4. Be portable in semantics. Pure semantics and reproducible builds let people focus on the actual content of their programs rather than the scut-work of configuring infrastructure.

5. Integrate with decentralized technologies to remove, as much as possible, social barriers and frictions. Having centralized services like most modern package managers raises the question "Who controls the package server?" The famous leftpad incident is commonly presented as a build system issue (which it absolutely is), but less frequently discussed is that what precipitated the incident was how the npm administrators transfered ownership of a package from an individual developer without their consent to a large company.

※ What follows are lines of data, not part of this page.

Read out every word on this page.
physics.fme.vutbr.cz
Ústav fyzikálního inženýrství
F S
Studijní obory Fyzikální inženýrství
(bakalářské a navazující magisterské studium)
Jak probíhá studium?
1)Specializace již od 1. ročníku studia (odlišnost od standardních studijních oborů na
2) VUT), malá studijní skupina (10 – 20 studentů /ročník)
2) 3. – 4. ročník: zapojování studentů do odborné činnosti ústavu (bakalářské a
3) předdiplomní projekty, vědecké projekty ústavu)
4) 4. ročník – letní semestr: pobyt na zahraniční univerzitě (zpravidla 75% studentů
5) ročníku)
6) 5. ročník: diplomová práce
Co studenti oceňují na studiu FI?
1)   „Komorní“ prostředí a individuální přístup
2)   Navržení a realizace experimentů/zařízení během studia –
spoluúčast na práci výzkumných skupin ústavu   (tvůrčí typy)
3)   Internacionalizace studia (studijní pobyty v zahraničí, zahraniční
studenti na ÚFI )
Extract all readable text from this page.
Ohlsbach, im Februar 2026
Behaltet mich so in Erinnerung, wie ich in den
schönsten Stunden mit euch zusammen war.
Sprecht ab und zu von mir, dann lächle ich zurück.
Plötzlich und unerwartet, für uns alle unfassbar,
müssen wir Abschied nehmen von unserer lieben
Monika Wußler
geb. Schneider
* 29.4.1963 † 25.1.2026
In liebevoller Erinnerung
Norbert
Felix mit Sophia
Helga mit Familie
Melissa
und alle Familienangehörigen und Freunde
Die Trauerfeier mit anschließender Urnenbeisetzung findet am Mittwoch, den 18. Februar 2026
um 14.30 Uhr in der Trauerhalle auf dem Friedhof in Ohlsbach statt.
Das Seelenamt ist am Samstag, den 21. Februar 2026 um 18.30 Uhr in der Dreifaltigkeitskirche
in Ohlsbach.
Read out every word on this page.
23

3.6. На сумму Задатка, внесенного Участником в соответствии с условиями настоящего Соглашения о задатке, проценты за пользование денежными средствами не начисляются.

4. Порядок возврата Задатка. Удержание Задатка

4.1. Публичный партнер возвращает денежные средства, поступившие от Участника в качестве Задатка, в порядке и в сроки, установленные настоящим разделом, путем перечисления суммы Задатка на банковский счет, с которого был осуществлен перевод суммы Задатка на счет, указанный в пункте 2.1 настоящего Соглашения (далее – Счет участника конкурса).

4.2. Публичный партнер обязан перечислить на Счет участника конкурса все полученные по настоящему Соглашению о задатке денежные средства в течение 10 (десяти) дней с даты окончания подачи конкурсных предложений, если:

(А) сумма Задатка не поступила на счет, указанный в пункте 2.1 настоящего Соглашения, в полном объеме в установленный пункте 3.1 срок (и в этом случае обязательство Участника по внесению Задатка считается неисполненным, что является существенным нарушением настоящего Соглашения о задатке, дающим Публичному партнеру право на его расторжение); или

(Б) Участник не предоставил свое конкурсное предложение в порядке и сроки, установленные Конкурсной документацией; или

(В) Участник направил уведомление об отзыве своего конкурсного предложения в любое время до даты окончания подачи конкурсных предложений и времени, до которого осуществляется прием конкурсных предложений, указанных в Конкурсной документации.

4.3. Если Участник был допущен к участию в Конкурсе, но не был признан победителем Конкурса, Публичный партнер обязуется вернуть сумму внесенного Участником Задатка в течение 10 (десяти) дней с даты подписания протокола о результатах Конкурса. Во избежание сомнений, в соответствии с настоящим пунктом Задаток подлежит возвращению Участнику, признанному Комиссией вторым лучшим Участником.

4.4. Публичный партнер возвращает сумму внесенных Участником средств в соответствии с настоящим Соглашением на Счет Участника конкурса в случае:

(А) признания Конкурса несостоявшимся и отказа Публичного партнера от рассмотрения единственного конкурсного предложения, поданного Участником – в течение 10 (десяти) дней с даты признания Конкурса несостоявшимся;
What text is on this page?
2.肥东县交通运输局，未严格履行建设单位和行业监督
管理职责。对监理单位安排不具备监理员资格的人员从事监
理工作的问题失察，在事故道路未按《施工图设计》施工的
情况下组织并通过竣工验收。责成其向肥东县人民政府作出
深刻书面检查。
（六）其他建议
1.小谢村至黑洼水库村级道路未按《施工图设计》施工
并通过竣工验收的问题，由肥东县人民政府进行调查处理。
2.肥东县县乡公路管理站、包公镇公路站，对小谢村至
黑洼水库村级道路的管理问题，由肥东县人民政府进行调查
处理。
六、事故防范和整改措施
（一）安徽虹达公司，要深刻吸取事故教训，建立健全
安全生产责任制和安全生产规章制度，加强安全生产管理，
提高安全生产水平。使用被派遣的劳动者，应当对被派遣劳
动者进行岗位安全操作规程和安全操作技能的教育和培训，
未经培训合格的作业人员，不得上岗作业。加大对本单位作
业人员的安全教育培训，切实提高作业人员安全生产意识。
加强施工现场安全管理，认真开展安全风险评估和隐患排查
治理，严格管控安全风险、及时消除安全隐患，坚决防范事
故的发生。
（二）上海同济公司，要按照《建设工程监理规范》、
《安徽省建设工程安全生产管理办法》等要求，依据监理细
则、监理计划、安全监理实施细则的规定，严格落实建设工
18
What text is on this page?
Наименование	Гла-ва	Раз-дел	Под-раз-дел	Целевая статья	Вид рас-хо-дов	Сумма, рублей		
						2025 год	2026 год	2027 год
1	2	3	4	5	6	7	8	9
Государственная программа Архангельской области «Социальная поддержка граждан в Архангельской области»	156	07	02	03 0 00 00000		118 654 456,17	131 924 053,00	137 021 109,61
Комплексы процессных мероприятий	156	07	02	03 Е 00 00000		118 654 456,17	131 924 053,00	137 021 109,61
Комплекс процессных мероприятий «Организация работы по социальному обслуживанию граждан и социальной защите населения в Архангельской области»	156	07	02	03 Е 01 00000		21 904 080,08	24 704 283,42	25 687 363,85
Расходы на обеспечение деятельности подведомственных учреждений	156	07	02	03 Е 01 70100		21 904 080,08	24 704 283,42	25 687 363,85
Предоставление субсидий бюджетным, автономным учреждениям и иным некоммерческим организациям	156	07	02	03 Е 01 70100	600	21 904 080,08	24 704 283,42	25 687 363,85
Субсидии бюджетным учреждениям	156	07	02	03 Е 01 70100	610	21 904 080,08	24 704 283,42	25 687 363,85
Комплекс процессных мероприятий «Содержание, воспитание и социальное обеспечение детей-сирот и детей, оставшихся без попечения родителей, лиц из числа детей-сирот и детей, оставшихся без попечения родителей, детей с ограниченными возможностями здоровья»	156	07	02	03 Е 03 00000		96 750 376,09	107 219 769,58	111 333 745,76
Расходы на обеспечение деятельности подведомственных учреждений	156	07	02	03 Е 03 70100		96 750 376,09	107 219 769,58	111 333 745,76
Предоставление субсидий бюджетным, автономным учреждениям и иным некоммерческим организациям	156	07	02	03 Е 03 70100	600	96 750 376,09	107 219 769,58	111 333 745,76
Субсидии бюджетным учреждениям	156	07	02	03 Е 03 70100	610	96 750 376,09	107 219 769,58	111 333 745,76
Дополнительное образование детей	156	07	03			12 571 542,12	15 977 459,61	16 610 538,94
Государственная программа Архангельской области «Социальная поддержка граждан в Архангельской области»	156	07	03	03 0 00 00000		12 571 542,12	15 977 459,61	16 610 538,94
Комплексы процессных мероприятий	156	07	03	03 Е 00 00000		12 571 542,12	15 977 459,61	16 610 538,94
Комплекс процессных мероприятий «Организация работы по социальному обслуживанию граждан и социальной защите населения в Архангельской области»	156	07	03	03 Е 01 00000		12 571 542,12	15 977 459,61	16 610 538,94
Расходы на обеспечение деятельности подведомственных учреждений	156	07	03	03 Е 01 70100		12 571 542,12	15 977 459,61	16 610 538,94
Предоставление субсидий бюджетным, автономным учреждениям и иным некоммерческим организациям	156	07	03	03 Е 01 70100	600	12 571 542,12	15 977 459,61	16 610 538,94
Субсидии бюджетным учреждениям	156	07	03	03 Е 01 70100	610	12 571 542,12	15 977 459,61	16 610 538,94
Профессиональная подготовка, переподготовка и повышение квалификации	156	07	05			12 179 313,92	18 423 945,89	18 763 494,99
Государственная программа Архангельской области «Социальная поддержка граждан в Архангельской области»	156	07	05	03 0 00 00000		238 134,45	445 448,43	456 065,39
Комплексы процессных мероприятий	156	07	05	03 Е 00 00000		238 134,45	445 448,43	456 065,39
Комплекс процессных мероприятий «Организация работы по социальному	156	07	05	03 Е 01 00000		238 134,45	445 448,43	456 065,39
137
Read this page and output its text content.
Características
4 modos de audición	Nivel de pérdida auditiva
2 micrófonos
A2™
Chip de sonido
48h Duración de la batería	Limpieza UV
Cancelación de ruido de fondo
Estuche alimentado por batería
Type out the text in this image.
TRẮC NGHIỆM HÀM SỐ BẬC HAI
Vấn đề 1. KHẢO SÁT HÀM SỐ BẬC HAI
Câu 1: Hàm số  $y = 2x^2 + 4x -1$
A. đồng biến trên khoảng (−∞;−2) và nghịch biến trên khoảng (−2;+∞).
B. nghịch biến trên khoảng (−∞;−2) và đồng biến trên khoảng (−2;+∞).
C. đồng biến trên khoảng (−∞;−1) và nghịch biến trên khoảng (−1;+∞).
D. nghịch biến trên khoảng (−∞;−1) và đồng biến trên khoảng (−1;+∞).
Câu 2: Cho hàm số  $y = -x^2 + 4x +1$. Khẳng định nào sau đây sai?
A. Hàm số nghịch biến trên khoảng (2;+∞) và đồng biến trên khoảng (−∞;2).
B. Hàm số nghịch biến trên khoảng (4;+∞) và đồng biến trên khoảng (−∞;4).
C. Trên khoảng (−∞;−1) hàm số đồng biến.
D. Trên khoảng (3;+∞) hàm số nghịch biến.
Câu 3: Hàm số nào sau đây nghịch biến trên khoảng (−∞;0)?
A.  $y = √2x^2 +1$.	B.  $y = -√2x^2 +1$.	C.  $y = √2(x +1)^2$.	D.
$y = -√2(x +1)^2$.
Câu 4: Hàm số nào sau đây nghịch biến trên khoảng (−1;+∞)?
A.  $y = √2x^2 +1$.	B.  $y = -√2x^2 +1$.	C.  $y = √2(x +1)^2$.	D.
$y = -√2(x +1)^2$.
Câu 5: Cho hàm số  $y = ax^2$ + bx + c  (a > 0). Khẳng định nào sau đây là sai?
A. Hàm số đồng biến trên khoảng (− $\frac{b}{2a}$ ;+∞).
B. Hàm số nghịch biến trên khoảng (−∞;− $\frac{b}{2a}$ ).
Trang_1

6. Have a clear code of conduct to combat the endemic toxicity of contemporary programming culture. Some might find this controverisial, but it shouldn't be. Computing is a social and cultural project as much as it is a technical one. Cultures which perpetuate cycles of trauma are less successful in the long run than ones which do not.

The future we want to build is one where billions of people use, understand and love their mathematical computing machines, as natural extensions of themselves. A future where users have autonomy and privacy over their own systems and their own data. A future where reliable, type-checked, formally-verified software is the norm, so you can rely on software engineering with the same quotidian confidence you have for civil engineering whenever you drive your car over a bridge.

License

The Yatima Programming Language

Copyright (C) 2020 Yatima Inc.

This program is free software: you can redistribute it and/or modify it under
the terms of the GNU General Public License as published by the Free Software
Foundation, either version 3 of the License, or any later version.

This program is distributed in the hope that it will be useful,
but WITHOUT ANY WARRANTY; without even the implied warranty of
MERCHANTABILITY or FITNESS FOR A PARTICULAR PURPOSE.  See the
GNU General Public License for more details.